It is natural to be surprised at the relationship between contract law and the morality of promises and agreements. This chapter distinguishes two ways of conceiving this relationship. First, the moral obligations of the parties, based on agreements, could be taken into account in the explanation of contract law, taking into account its functions or justifications. Contract law could be used to enforce the performance obligations of the parties in the first order, to enforce second-order remediation obligations, to support the culture of drafting and preservation of contracts in general, or at least not to interfere with that culture or the ability of individuals to act morally. Second, the treaty can be interpreted as a legal analogy to promises. Both the treaty and the promises allow people to make new commitments to each other if they wish. Each is a kind of normative power, one legal, the other moral. The chapter concludes with the argument that these two ideas on contract law are not mutually exclusive. Contract law obliges the parties to exchange agreements, a legal obligation to perform for reasons beyond the parties` eventual contractual intent, and gives them the power to assume that legal obligation if they provide for it. The person making the statement is the promise. The person to whom the statement is made is referred to as a promise. 1) n.

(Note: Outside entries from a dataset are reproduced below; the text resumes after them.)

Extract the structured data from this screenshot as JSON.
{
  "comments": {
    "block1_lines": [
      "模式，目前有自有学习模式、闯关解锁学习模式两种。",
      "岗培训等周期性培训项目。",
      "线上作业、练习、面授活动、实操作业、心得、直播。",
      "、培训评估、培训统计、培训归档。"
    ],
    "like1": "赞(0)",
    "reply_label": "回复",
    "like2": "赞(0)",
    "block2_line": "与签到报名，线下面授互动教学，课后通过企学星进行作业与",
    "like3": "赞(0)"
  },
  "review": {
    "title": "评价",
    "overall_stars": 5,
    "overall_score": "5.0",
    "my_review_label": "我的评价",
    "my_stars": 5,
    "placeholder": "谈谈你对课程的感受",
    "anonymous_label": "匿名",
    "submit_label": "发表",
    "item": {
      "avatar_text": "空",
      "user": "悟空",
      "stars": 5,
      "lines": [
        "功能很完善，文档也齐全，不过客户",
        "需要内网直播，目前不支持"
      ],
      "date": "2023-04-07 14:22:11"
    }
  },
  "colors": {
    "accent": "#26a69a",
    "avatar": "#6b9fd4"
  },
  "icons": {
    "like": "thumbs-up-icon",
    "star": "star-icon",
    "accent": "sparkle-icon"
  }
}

a firm agreement to perform an act, to refrain from acting, or to make a payment or delivery. In contract law, when the parties exchange promises, any promise is “reflection” (a valuable point) for the other promise. Failure to execute a promise of contract is an offence for which the other party may sue for damages and/or interest. 2) to act against a firm agreement, to refrain from acting, or to make a payment or delivery. (See: Contract, consideration) PROMISE, contr. A commitment by which the promisor engages in another to pay or do something to the benefit of the latter. 2. When a promise is reduced to the form of an agreement written under the seal, it is called an alliance. 3. To be binding on the promise, the commitment must be given with sufficient reflection – but if it is done without consideration, it can be scrupulously binding, it is not legally obligatory since it is nudum pactum.
I`m Rutherf. Inst. 85; 18 eng.C. L. Rep. 180, note a; Merl. Rep. h.t. 4. When a promise is made, everything that is said at the time must be taken into account; Thus, if a man promises to pay all that he owes, accompanied by a denial that he owes anything, no act will lie to impose such a promise.

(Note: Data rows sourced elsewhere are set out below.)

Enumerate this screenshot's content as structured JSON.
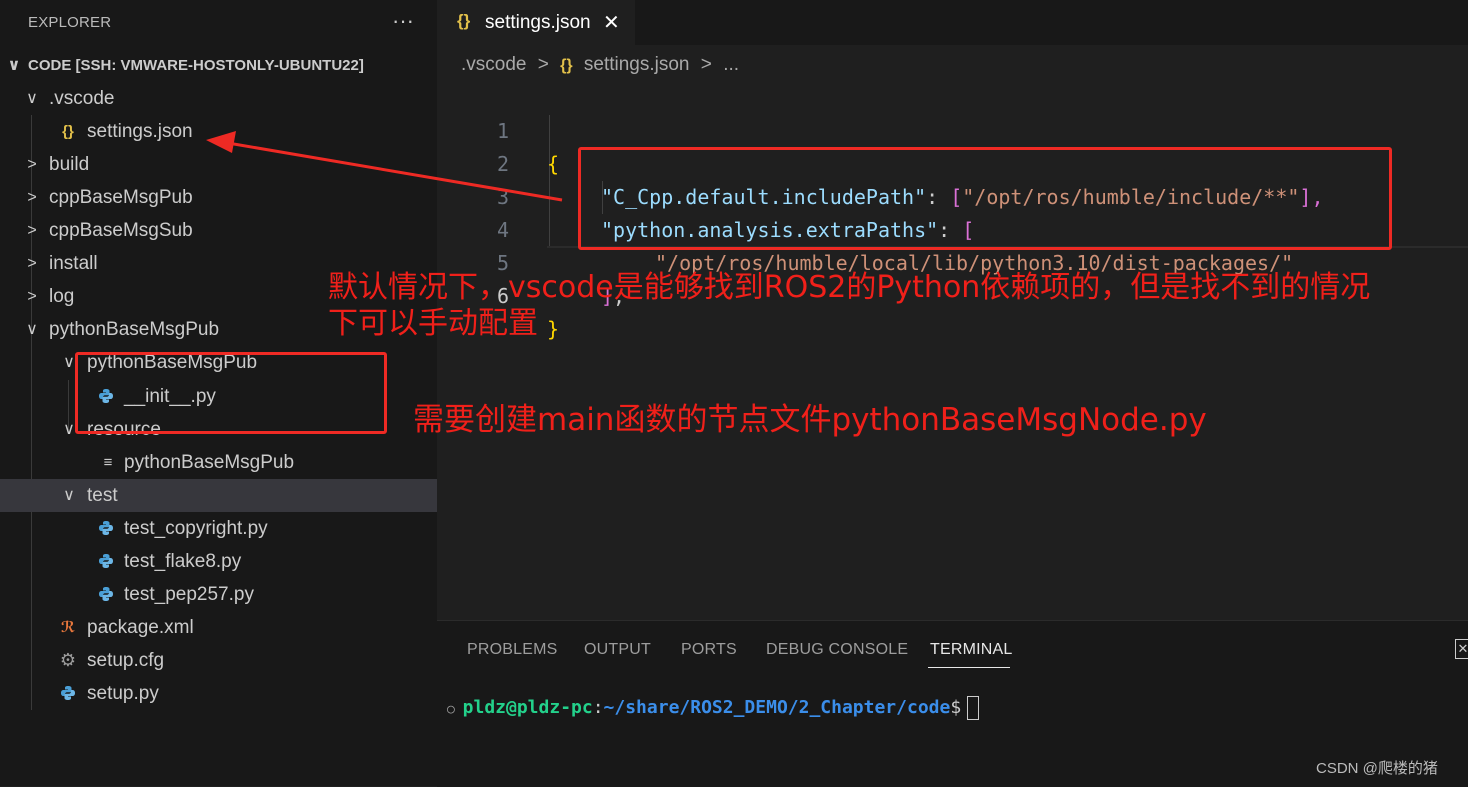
{
  "explorer": {
    "title": "EXPLORER",
    "menu": "···",
    "root": "CODE [SSH: VMWARE-HOSTONLY-UBUNTU22]",
    "items": [
      {
        "label": ".vscode",
        "chev": "∨"
      },
      {
        "label": "settings.json",
        "icon": "{}"
      },
      {
        "label": "build",
        "chev": ">"
      },
      {
        "label": "cppBaseMsgPub",
        "chev": ">"
      },
      {
        "label": "cppBaseMsgSub",
        "chev": ">"
      },
      {
        "label": "install",
        "chev": ">"
      },
      {
        "label": "log",
        "chev": ">"
      },
      {
        "label": "pythonBaseMsgPub",
        "chev": "∨"
      },
      {
        "label": "pythonBaseMsgPub",
        "chev": "∨"
      },
      {
        "label": "__init__.py"
      },
      {
        "label": "resource",
        "chev": "∨"
      },
      {
        "label": "pythonBaseMsgPub"
      },
      {
        "label": "test",
        "chev": "∨"
      },
      {
        "label": "test_copyright.py"
      },
      {
        "label": "test_flake8.py"
      },
      {
        "label": "test_pep257.py"
      },
      {
        "label": "package.xml"
      },
      {
        "label": "setup.cfg"
      },
      {
        "label": "setup.py"
      }
    ]
  },
  "editor": {
    "tab_label": "settings.json",
    "tab_icon": "{}",
    "tab_close": "✕",
    "breadcrumb": [
      ".vscode",
      ">",
      "{}",
      "settings.json",
      ">",
      "..."
    ],
    "lines": [
      {
        "n": "1",
        "text": "{"
      },
      {
        "n": "2",
        "key": "\"C_Cpp.default.includePath\"",
        "sep": ": ",
        "b": "[",
        "val": "\"/opt/ros/humble/include/**\"",
        "end": "],"
      },
      {
        "n": "3",
        "key": "\"python.analysis.extraPaths\"",
        "sep": ": ",
        "b": "["
      },
      {
        "n": "4",
        "val": "\"/opt/ros/humble/local/lib/python3.10/dist-packages/\""
      },
      {
        "n": "5",
        "b": "]",
        "end": ","
      },
      {
        "n": "6",
        "text": "}"
      }
    ]
  },
  "panel": {
    "tabs": [
      "PROBLEMS",
      "OUTPUT",
      "PORTS",
      "DEBUG CONSOLE",
      "TERMINAL"
    ],
    "active_tab": "TERMINAL",
    "close": "✕",
    "terminal": {
      "user": "pldz@pldz-pc",
      "colon": ":",
      "path": "~/share/ROS2_DEMO/2_Chapter/code",
      "prompt": "$"
    }
  },
  "annotations": {
    "note1_line1": "默认情况下，vscode是能够找到ROS2的Python依赖项的，但是找不到的情况",
    "note1_line2": "下可以手动配置",
    "note2": "需要创建main函数的节点文件pythonBaseMsgNode.py",
    "color": "#ee2a24"
  },
  "watermark": "CSDN @爬楼的猪"
}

15 Wend. 187. 5. And if the promise is conditioned, the condition must be fulfilled before it becomes binding. 7 John. 36. State of the void. Promises are explicit or implicit. Empty Undertaking, and 5 East, 17 2 Leon.

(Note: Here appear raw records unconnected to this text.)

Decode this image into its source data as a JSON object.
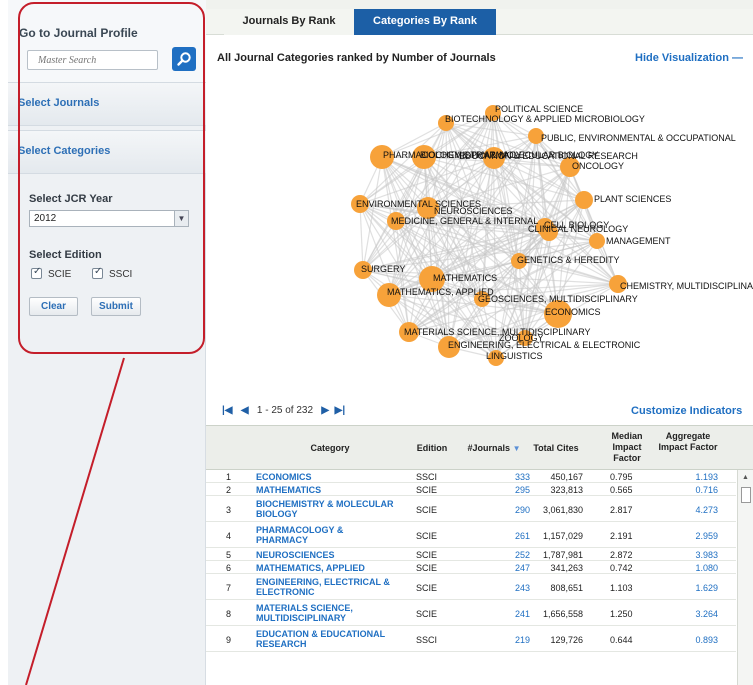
{
  "sidebar": {
    "profile_title": "Go to Journal Profile",
    "search_placeholder": "Master Search",
    "select_journals": "Select Journals",
    "select_categories": "Select Categories",
    "jcr_year_label": "Select JCR Year",
    "jcr_year_value": "2012",
    "edition_label": "Select Edition",
    "edition_scie": "SCIE",
    "edition_ssci": "SSCI",
    "clear_label": "Clear",
    "submit_label": "Submit",
    "highlight_color": "#c41e2a"
  },
  "tabs": {
    "journals_by_rank": "Journals By Rank",
    "categories_by_rank": "Categories By Rank"
  },
  "main": {
    "heading": "All Journal Categories ranked by Number of Journals",
    "hide_visualization": "Hide Visualization",
    "customize_indicators": "Customize Indicators",
    "pager_text": "1 - 25 of 232",
    "accent": "#1f6fc2",
    "node_color": "#f7a23a"
  },
  "network": {
    "nodes": [
      "POLITICAL SCIENCE",
      "BIOTECHNOLOGY & APPLIED MICROBIOLOGY",
      "PUBLIC, ENVIRONMENTAL & OCCUPATIONAL",
      "PHARMACOLOGY & PHARMACY",
      "BIOCHEMISTRY & MOLECULAR BIOLOGY",
      "EDUCATION & EDUCATIONAL RESEARCH",
      "ONCOLOGY",
      "ENVIRONMENTAL SCIENCES",
      "NEUROSCIENCES",
      "CLINICAL NEUROLOGY",
      "PLANT SCIENCES",
      "MEDICINE, GENERAL & INTERNAL",
      "CELL BIOLOGY",
      "MANAGEMENT",
      "GENETICS & HEREDITY",
      "SURGERY",
      "MATHEMATICS",
      "CHEMISTRY, MULTIDISCIPLINARY",
      "MATHEMATICS, APPLIED",
      "GEOSCIENCES, MULTIDISCIPLINARY",
      "ECONOMICS",
      "MATERIALS SCIENCE, MULTIDISCIPLINARY",
      "ZOOLOGY",
      "ENGINEERING, ELECTRICAL & ELECTRONIC",
      "LINGUISTICS"
    ]
  },
  "table": {
    "headers": {
      "category": "Category",
      "edition": "Edition",
      "journals": "#Journals",
      "total_cites": "Total Cites",
      "median": "Median Impact Factor",
      "aggregate": "Aggregate Impact Factor"
    },
    "rows": [
      {
        "rank": "1",
        "category": "ECONOMICS",
        "edition": "SSCI",
        "journals": "333",
        "cites": "450,167",
        "median": "0.795",
        "aggregate": "1.193"
      },
      {
        "rank": "2",
        "category": "MATHEMATICS",
        "edition": "SCIE",
        "journals": "295",
        "cites": "323,813",
        "median": "0.565",
        "aggregate": "0.716"
      },
      {
        "rank": "3",
        "category": "BIOCHEMISTRY & MOLECULAR BIOLOGY",
        "edition": "SCIE",
        "journals": "290",
        "cites": "3,061,830",
        "median": "2.817",
        "aggregate": "4.273"
      },
      {
        "rank": "4",
        "category": "PHARMACOLOGY & PHARMACY",
        "edition": "SCIE",
        "journals": "261",
        "cites": "1,157,029",
        "median": "2.191",
        "aggregate": "2.959"
      },
      {
        "rank": "5",
        "category": "NEUROSCIENCES",
        "edition": "SCIE",
        "journals": "252",
        "cites": "1,787,981",
        "median": "2.872",
        "aggregate": "3.983"
      },
      {
        "rank": "6",
        "category": "MATHEMATICS, APPLIED",
        "edition": "SCIE",
        "journals": "247",
        "cites": "341,263",
        "median": "0.742",
        "aggregate": "1.080"
      },
      {
        "rank": "7",
        "category": "ENGINEERING, ELECTRICAL & ELECTRONIC",
        "edition": "SCIE",
        "journals": "243",
        "cites": "808,651",
        "median": "1.103",
        "aggregate": "1.629"
      },
      {
        "rank": "8",
        "category": "MATERIALS SCIENCE, MULTIDISCIPLINARY",
        "edition": "SCIE",
        "journals": "241",
        "cites": "1,656,558",
        "median": "1.250",
        "aggregate": "3.264"
      },
      {
        "rank": "9",
        "category": "EDUCATION & EDUCATIONAL RESEARCH",
        "edition": "SSCI",
        "journals": "219",
        "cites": "129,726",
        "median": "0.644",
        "aggregate": "0.893"
      }
    ]
  }
}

224, 5; 4 B. – A. 595. In contracts, it is essential to commit to a binding legal agreement and is given for remuneration, which encourages making a promise. A promise is illusory if the promisor does not attach itself to anything and therefore brings no consideration to a valid contract. An implied promise is an implied promise that can be inferred from the promisor`s expressions or actions. A promise implied by law may arise if no explicit statement is made, but the party, in equity and justice, is in a legal obligation, as if it had actually made a promise. In the law of commercial paper, a company to pay. There must be more than recognition of a commitment. Coming soon in Research Handbook on Private Law Theories (Hanoch Dagan – Benjamin Zipursky, Eds., 2020).